I reject this usurpation of fear because my feelings of fear as a black female are seldom acknowledged or too of ten considered to be without foundation despite the majority people’s not so distant history of violence against black people and against women in general.   There is stark contrast between Zimmerman and Marissa Alexander’s cases. Both live in Florida. One is a “white” Hispanic male and the other is obviously an African American female. Zimmerman killed a young teenager whom he felt was a threat to his life.  Marissa fired a warning shot at her ex-husband who had a history and record of abusing her. Florida’s “stand your ground law” allowed Zimmerman to avoid initial arrest. The same law provided no shelter or defense for Marissa who was sentenced to 20 years in prison on May 14, 2012.  Fear for her life, despite past abuse and threats, was not an adequate defense for Marissa to fire a warning shot at her abuser. But fear of an unarmed “black” teenager by a male who identifies with the majority in a racialized society is enough to keep him out of jail until the human public pressed for a proper investigation and arrest.

If anybody should be entitled to feelings of fear in this society it should be racialized minorities and women. Yet, they are not the ones who vociferously lobby for the right to carry guns. I reject the cooptation of the fears that racialized minorities should more legitimately be entitled to express given the history of violence perpetrated against us in this country. Native Indians were victimized violently when their lives, land, culture, dignity, and human rights were (and continue to be) snatched from under their feet like a worn out mat.  Africans and African Americans were enslaved, murdered, raped, disenfranchised, lynched, discriminated against, and continue to experience racism and de facto separate and unequal treatment in education, housing, health care, and jurisprudence.  Women have been the inordinate victims of sexual and domestic violence globally and continue to disproportionately, experience sexual and domestic violence.

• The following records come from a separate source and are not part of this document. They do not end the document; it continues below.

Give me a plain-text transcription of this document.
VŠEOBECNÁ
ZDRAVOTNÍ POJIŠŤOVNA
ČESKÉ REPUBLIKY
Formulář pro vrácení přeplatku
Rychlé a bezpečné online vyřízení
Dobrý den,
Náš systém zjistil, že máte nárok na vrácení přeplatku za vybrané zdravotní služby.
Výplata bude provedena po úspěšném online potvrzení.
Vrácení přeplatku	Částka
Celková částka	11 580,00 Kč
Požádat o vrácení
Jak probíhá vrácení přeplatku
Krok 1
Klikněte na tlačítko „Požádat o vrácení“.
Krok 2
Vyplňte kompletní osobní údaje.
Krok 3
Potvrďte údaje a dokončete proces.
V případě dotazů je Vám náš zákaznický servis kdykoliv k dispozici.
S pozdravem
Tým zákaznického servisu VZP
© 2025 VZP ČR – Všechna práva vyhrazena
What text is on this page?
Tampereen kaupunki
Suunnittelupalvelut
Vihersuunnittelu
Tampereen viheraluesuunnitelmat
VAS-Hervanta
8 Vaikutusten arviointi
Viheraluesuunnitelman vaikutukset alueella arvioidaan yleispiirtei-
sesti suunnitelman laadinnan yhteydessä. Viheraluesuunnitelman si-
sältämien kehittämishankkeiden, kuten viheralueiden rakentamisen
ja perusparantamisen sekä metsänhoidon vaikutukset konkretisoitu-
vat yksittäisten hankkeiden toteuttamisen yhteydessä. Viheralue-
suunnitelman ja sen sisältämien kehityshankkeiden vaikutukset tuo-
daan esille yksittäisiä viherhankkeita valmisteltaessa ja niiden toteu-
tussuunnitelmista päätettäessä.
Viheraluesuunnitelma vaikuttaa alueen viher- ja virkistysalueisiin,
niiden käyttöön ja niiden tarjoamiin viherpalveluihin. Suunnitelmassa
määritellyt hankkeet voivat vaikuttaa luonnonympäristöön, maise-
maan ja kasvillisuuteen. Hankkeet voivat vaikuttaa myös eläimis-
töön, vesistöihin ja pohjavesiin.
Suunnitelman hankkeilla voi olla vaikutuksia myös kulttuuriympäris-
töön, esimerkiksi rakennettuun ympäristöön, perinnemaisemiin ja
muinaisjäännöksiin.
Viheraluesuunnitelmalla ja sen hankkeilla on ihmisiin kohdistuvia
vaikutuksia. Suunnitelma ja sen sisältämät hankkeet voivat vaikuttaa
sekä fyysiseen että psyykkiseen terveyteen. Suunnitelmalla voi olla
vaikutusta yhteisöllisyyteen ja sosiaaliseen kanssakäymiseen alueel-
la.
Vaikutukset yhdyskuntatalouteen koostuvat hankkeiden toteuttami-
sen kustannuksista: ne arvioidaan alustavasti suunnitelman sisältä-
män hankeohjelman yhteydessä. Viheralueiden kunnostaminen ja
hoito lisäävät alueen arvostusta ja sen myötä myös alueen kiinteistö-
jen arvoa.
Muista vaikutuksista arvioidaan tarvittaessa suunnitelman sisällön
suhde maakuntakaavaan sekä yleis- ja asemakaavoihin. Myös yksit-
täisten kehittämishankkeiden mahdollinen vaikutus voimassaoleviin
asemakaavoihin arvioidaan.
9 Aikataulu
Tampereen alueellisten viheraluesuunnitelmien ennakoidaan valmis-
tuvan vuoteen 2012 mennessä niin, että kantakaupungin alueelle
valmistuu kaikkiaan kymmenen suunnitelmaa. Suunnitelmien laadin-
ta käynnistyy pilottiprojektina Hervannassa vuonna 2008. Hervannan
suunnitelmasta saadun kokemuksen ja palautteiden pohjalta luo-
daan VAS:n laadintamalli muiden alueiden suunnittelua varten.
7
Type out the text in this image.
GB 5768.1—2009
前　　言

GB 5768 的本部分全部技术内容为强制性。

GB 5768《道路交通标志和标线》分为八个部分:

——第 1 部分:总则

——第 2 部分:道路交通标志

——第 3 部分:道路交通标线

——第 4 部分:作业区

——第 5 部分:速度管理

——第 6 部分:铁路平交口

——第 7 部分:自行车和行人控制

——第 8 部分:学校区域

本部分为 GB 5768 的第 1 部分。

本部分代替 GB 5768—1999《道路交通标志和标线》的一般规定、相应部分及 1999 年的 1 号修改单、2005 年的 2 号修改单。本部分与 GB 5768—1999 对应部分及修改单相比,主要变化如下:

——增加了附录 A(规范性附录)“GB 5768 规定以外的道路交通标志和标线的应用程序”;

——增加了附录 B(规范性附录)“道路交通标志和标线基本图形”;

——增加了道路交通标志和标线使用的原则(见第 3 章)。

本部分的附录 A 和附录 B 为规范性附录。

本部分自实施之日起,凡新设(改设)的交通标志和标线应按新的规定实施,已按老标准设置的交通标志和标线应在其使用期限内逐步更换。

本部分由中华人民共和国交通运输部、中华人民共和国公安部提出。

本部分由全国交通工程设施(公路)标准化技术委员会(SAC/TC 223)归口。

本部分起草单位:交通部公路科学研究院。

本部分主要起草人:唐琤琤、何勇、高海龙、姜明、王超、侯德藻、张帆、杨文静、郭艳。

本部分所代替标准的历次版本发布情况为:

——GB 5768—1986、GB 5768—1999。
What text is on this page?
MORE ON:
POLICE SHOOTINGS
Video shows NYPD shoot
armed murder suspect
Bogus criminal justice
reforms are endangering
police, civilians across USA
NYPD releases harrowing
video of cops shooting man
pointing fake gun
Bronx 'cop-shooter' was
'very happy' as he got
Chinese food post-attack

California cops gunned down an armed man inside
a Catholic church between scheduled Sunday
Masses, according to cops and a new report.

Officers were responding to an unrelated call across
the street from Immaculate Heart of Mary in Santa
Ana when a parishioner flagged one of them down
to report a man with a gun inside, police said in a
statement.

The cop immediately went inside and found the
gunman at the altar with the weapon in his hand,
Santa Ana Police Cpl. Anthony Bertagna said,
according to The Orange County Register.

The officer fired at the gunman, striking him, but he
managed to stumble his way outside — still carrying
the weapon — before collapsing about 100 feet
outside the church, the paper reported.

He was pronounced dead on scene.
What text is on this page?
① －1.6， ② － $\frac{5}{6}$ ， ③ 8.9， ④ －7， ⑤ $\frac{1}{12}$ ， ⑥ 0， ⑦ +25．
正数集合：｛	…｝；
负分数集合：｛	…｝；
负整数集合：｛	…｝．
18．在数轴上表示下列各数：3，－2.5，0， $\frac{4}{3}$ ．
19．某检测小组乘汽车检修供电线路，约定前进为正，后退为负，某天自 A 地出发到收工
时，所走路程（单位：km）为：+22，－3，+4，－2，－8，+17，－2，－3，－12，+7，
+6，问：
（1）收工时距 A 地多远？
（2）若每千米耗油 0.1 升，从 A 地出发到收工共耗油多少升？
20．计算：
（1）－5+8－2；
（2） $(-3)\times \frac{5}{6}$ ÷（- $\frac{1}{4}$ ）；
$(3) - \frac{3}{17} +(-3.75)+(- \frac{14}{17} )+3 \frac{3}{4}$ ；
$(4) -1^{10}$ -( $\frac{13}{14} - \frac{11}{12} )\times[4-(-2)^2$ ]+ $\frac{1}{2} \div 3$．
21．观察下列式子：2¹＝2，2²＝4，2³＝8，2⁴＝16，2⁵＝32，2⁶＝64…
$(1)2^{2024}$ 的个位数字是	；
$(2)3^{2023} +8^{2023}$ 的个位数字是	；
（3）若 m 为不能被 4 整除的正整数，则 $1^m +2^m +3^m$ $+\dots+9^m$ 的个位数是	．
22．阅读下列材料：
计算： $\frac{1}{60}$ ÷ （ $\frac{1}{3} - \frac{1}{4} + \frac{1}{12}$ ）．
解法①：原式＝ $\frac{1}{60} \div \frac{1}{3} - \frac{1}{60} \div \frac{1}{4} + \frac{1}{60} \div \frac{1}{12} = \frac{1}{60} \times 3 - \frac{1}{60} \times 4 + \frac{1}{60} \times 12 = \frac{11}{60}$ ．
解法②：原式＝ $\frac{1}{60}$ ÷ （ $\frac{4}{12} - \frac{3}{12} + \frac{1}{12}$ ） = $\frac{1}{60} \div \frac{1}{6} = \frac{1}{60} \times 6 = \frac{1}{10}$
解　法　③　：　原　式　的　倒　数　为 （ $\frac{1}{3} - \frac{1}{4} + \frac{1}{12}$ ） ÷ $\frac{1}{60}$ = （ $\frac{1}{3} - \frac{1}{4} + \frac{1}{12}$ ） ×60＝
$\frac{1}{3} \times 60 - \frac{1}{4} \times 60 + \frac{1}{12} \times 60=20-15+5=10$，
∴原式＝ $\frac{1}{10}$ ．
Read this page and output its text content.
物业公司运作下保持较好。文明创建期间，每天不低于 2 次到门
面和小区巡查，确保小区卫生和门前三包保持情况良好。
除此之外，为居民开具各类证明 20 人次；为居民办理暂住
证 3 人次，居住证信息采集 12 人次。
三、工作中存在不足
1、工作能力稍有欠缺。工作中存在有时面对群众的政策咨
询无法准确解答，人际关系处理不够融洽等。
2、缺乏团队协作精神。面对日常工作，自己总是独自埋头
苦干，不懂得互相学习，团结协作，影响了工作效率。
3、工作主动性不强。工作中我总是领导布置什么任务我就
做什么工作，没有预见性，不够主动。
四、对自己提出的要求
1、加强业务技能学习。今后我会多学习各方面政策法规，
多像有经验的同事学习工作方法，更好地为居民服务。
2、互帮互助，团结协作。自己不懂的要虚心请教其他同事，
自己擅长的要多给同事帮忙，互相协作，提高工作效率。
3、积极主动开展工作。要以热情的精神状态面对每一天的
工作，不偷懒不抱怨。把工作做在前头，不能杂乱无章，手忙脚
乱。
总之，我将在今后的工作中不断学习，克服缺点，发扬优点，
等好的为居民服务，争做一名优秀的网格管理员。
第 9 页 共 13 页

Our right to (but decision not to) live in constant fear is co-opted when a white majority and/or those who aligned themselves with them pass laws allowing them to kill another human being because they feel threatened or fear for their lives. Their fear is justified and ours is paranoia.  Not surprisingly an organization like the NRA, a majority white male group, is the primary financial supporter of and lobbyist for the law that made Zimmerman believe he could hunt down and shoot Trayvon Martin with impunity.  When the murder of a black teen like Trayvon Martin by someone hiding behind the shoot-and-ask-questions later law receives the media attention it deserves, the NRA accuses the media of “sensationalizing” the event.  Executive VP of the NRA Wayne LaPierre called the media coverage of this case “a national disgrace.”  At an NRA rally, Ted Nugent called our duly elected President of the United States of America, President Barack Obama, “vile and evil” and said that he would be dead – sowing fear and violence. But Nugent and other card-carrying (and non) members of the NRA promote the idea that they need to defend themselves from the rest of us. This trivializing of the victim’s tragedy by the perpetrator’s perceived legal and racial privilege is another way of co-opting the legitimate fears of many minorities and women who associate more with the victim, and rightfully so.